If you haven't been laid off yet, the first thing to do is get a physical through your employer's plan. Have everyone in the family get one, if they're covered for it. Many companies will cover all the costs as part of their wellness programs, which will come in handy if you later find yourself looking for your own insurance.
Next, if your spouse has health insurance at his or her job, see if you can join their plan. You may think it's too late to do so after the usual election period, but that's not always the case. Losing your coverage is considered a "qualifying event," assuming a layoff is imminent, akin to an exception to the rules. Jump on this, because some health plans have a time limit for you to take advantage of that loophole, usually between one and two months after you've lost your coverage.
Most of us have heard of COBRA insurance, which extends the coverage your employer used to provide after you've left your job. Generally speaking, if your employer has more than 20 employees, it is required to offer it to you for at least 18 months. You'll pay the premium.

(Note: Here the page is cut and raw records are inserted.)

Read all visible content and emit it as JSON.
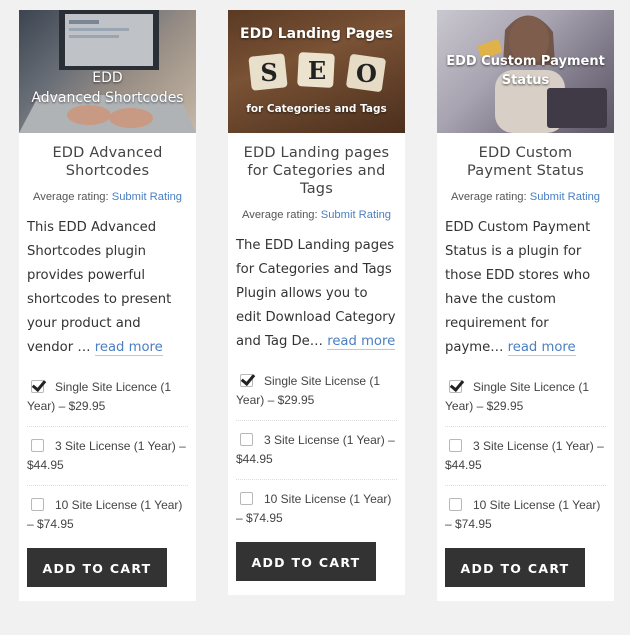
{
  "products": [
    {
      "image_text_line1": "EDD",
      "image_text_line2": "Advanced Shortcodes",
      "title": "EDD Advanced Shortcodes",
      "rating_label": "Average rating:",
      "rating_link": "Submit Rating",
      "description": "This EDD Advanced Shortcodes plugin provides powerful shortcodes to present your product and vendor …",
      "read_more": "read more",
      "options": [
        {
          "label": "Single Site Licence (1 Year) – $29.95",
          "checked": true
        },
        {
          "label": "3 Site License (1 Year) – $44.95",
          "checked": false
        },
        {
          "label": "10 Site License (1 Year) – $74.95",
          "checked": false
        }
      ],
      "button": "ADD TO CART"
    },
    {
      "image_text_line1": "EDD Landing Pages",
      "image_text_line2": "for Categories and Tags",
      "image_tiles": [
        "S",
        "E",
        "O"
      ],
      "title": "EDD Landing pages for Categories and Tags",
      "rating_label": "Average rating:",
      "rating_link": "Submit Rating",
      "description": "The EDD Landing pages for Categories and Tags Plugin allows you to edit Download Category and Tag De…",
      "read_more": "read more",
      "options": [
        {
          "label": "Single Site License (1 Year) – $29.95",
          "checked": true
        },
        {
          "label": "3 Site License (1 Year) – $44.95",
          "checked": false
        },
        {
          "label": "10 Site License (1 Year) – $74.95",
          "checked": false
        }
      ],
      "button": "ADD TO CART"
    },
    {
      "image_text_line1": "EDD Custom Payment",
      "image_text_line2": "Status",
      "title": "EDD Custom Payment Status",
      "rating_label": "Average rating:",
      "rating_link": "Submit Rating",
      "description": "EDD Custom Payment Status is a plugin for those EDD stores who have the custom requirement for payme…",
      "read_more": "read more",
      "options": [
        {
          "label": "Single Site Licence (1 Year) – $29.95",
          "checked": true
        },
        {
          "label": "3 Site License (1 Year) – $44.95",
          "checked": false
        },
        {
          "label": "10 Site License (1 Year) – $74.95",
          "checked": false
        }
      ],
      "button": "ADD TO CART"
    }
  ],
  "colors": {
    "page_bg": "#f1f1f1",
    "card_bg": "#ffffff",
    "link": "#4a7fc1",
    "button_bg": "#333333",
    "button_text": "#ffffff"
  }
}
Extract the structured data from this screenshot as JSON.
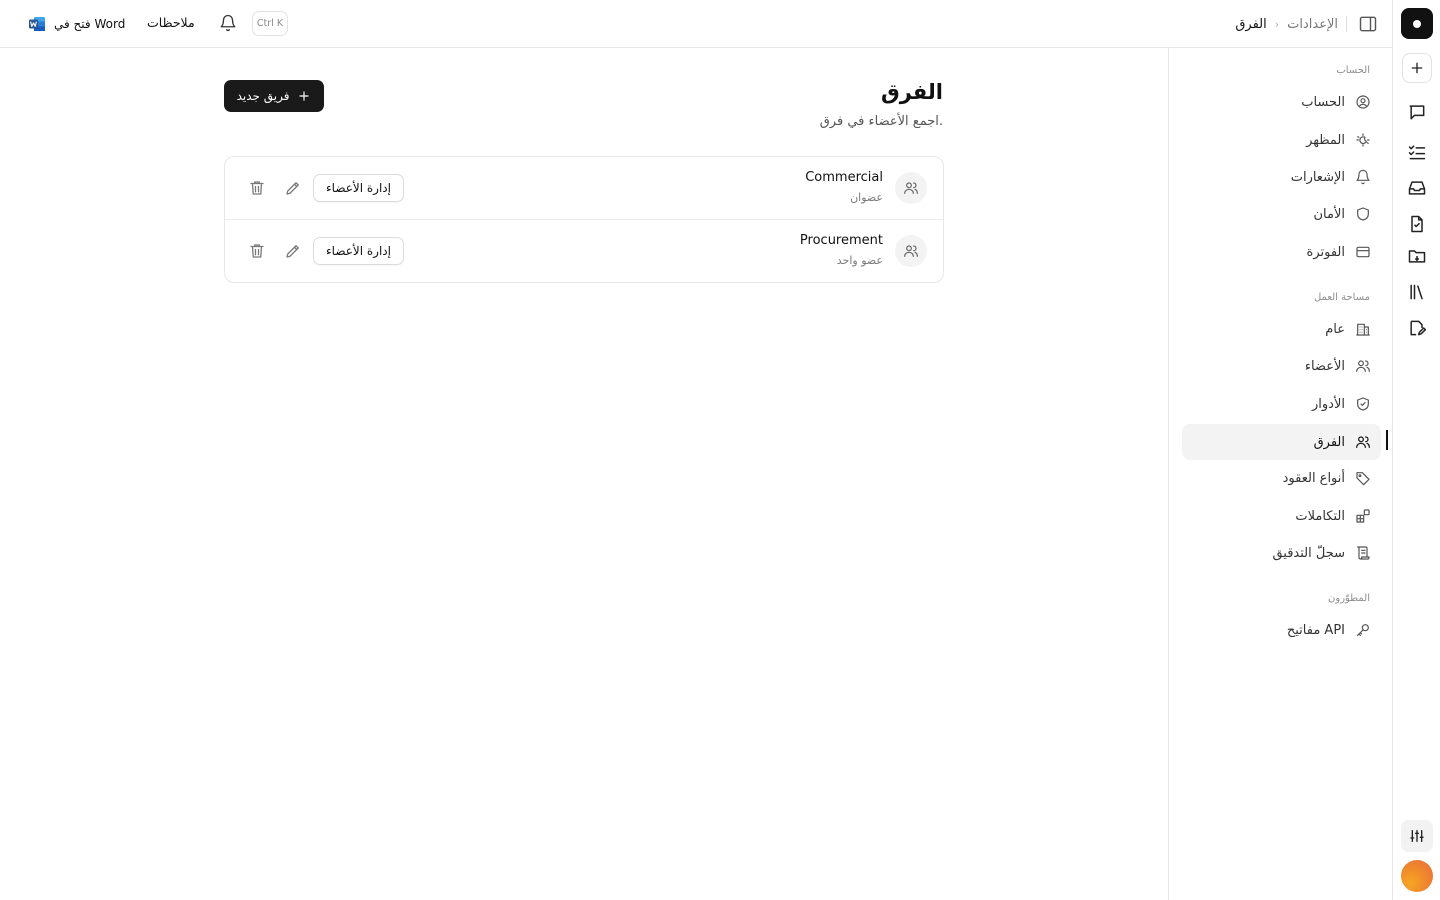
{
  "header": {
    "breadcrumb_root": "الإعدادات",
    "breadcrumb_sep": "›",
    "breadcrumb_current": "الفرق",
    "open_in_word": "فتح في Word",
    "notes": "ملاحظات",
    "shortcut": "Ctrl K"
  },
  "rail": {
    "items": [
      "new-icon",
      "chat-icon",
      "checklist-icon",
      "inbox-icon",
      "document-icon",
      "folder-icon",
      "library-icon",
      "edit-note-icon",
      "sliders-icon"
    ]
  },
  "nav": {
    "sections": [
      {
        "title": "الحساب",
        "items": [
          {
            "label": "الحساب",
            "icon": "user-circle-icon"
          },
          {
            "label": "المظهر",
            "icon": "appearance-icon"
          },
          {
            "label": "الإشعارات",
            "icon": "bell-icon"
          },
          {
            "label": "الأمان",
            "icon": "shield-icon"
          },
          {
            "label": "الفوترة",
            "icon": "credit-card-icon"
          }
        ]
      },
      {
        "title": "مساحة العمل",
        "items": [
          {
            "label": "عام",
            "icon": "building-icon"
          },
          {
            "label": "الأعضاء",
            "icon": "users-icon"
          },
          {
            "label": "الأدوار",
            "icon": "shield-check-icon"
          },
          {
            "label": "الفرق",
            "icon": "team-icon",
            "active": true
          },
          {
            "label": "أنواع العقود",
            "icon": "tag-icon"
          },
          {
            "label": "التكاملات",
            "icon": "blocks-icon"
          },
          {
            "label": "سجلّ التدقيق",
            "icon": "scroll-icon"
          }
        ]
      },
      {
        "title": "المطوّرون",
        "items": [
          {
            "label": "مفاتيح API",
            "icon": "key-icon"
          }
        ]
      }
    ]
  },
  "main": {
    "title": "الفرق",
    "subtitle": "اجمع الأعضاء في فرق.",
    "new_team_label": "فريق جديد",
    "teams": [
      {
        "name": "Commercial",
        "members": "عضوان",
        "manage_label": "إدارة الأعضاء"
      },
      {
        "name": "Procurement",
        "members": "عضو واحد",
        "manage_label": "إدارة الأعضاء"
      }
    ]
  },
  "colors": {
    "accent": "#111111",
    "border": "#e7e7e7",
    "muted_text": "#777777",
    "active_nav_bg": "#f3f3f3",
    "word_blue": "#2b579a"
  }
}
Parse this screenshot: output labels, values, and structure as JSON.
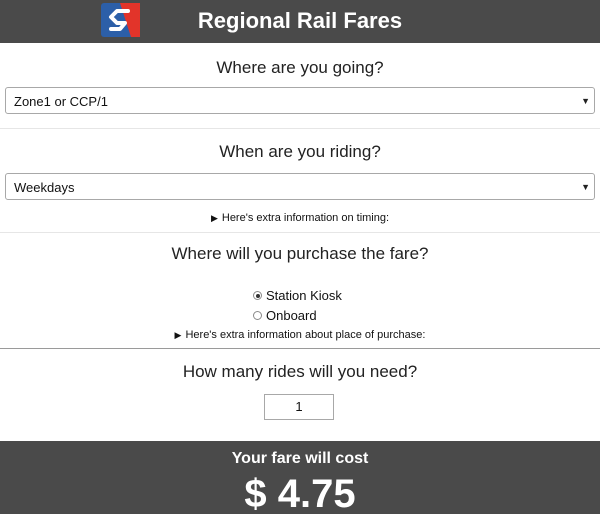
{
  "header": {
    "title": "Regional Rail Fares",
    "logo_icon": "septa-logo-icon",
    "logo_colors": {
      "blue": "#2c5fa8",
      "red": "#e2342a",
      "white": "#ffffff"
    },
    "background": "#4a4a4a"
  },
  "destination": {
    "question": "Where are you going?",
    "selected": "Zone1 or CCP/1"
  },
  "timing": {
    "question": "When are you riding?",
    "selected": "Weekdays",
    "extra_info": "Here's extra information on timing:"
  },
  "purchase": {
    "question": "Where will you purchase the fare?",
    "options": [
      {
        "label": "Station Kiosk",
        "checked": true
      },
      {
        "label": "Onboard",
        "checked": false
      }
    ],
    "extra_info": "Here's extra information about place of purchase:"
  },
  "rides": {
    "question": "How many rides will you need?",
    "value": "1"
  },
  "result": {
    "label": "Your fare will cost",
    "currency": "$",
    "amount": "4.75"
  }
}
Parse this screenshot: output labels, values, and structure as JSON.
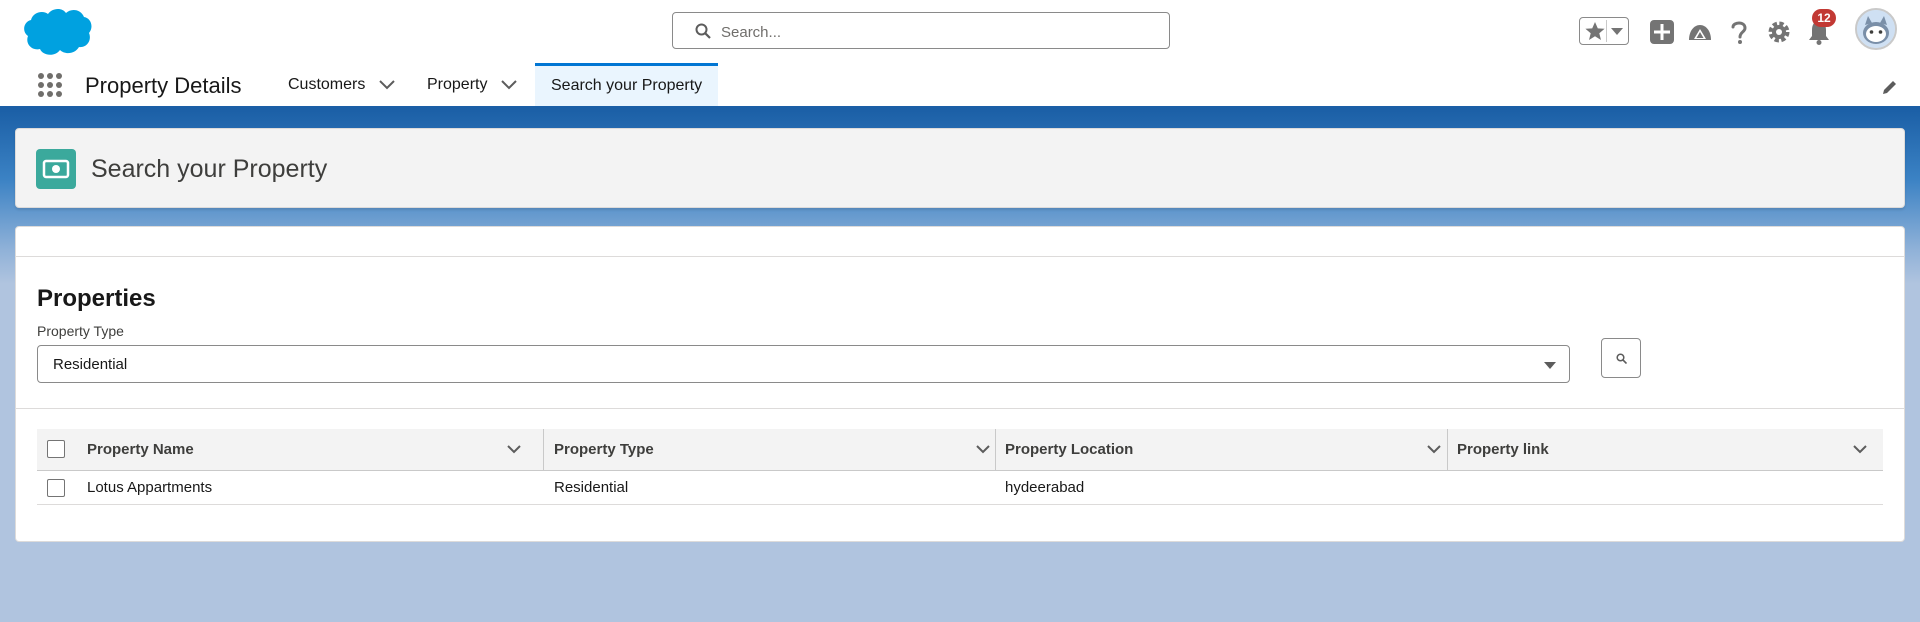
{
  "header": {
    "search_placeholder": "Search...",
    "notification_count": "12"
  },
  "nav": {
    "app_name": "Property Details",
    "items": [
      {
        "label": "Customers"
      },
      {
        "label": "Property"
      },
      {
        "label": "Search your Property"
      }
    ]
  },
  "page": {
    "title": "Search your Property"
  },
  "filter": {
    "section_title": "Properties",
    "field_label": "Property Type",
    "selected_value": "Residential"
  },
  "table": {
    "columns": [
      "Property Name",
      "Property Type",
      "Property Location",
      "Property link"
    ],
    "rows": [
      {
        "name": "Lotus Appartments",
        "type": "Residential",
        "location": "hydeerabad",
        "link": ""
      }
    ]
  },
  "colors": {
    "brand_blue": "#00a1e0",
    "nav_accent": "#0176d3",
    "page_icon": "#3ba99c",
    "badge": "#c23934"
  }
}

You have 60 days to decide whether to opt for a COBRA plan, and I advise you to take that time. If you find a new job with health insurance, then you've saved yourself two months of a costly premium.
Here's something many people don't know: If the worst happens and you need coverage during those two months, you can restart your old plan as long as you pay the premium.
The premium can be very costly, especially when you're out of work.
But there is good news on that front, thanks to a provision in the new stimulus plan to help workers who are laid off between Sept. 1, 2008, and Dec. 31, 2009. COBRA premiums will now be subsidized by 65 percent for the first nine months of coverage — which means that the cost for individuals will go from $390 per month to $140 — a savings of $250 a month, and from $1,280 for a family each month to $450 — a savings of $830. That's a lot of money to keep in your pocket when your income has dropped.
Employers are required by law to send a notice no later than April 17, 2009, to everyone who is eligible. Then you'll have 60 days to opt into the program. The starting date for these options is Feb. 18, which is when the bill was passed. There's no rebate for the premiums you've already paid but your future premiums will be automatically adjusted.
For small-business employees, 40 states offer what is known as mini-COBRA plans. These plans are similar to the regular plans, but their details vary by state. For example, in my home state of Illinois, mini-COBRA can last for 36 months, while in Georgia, it only lasts for three months. You can research your own state's mini-COBRA rules at statehealthfacts.org.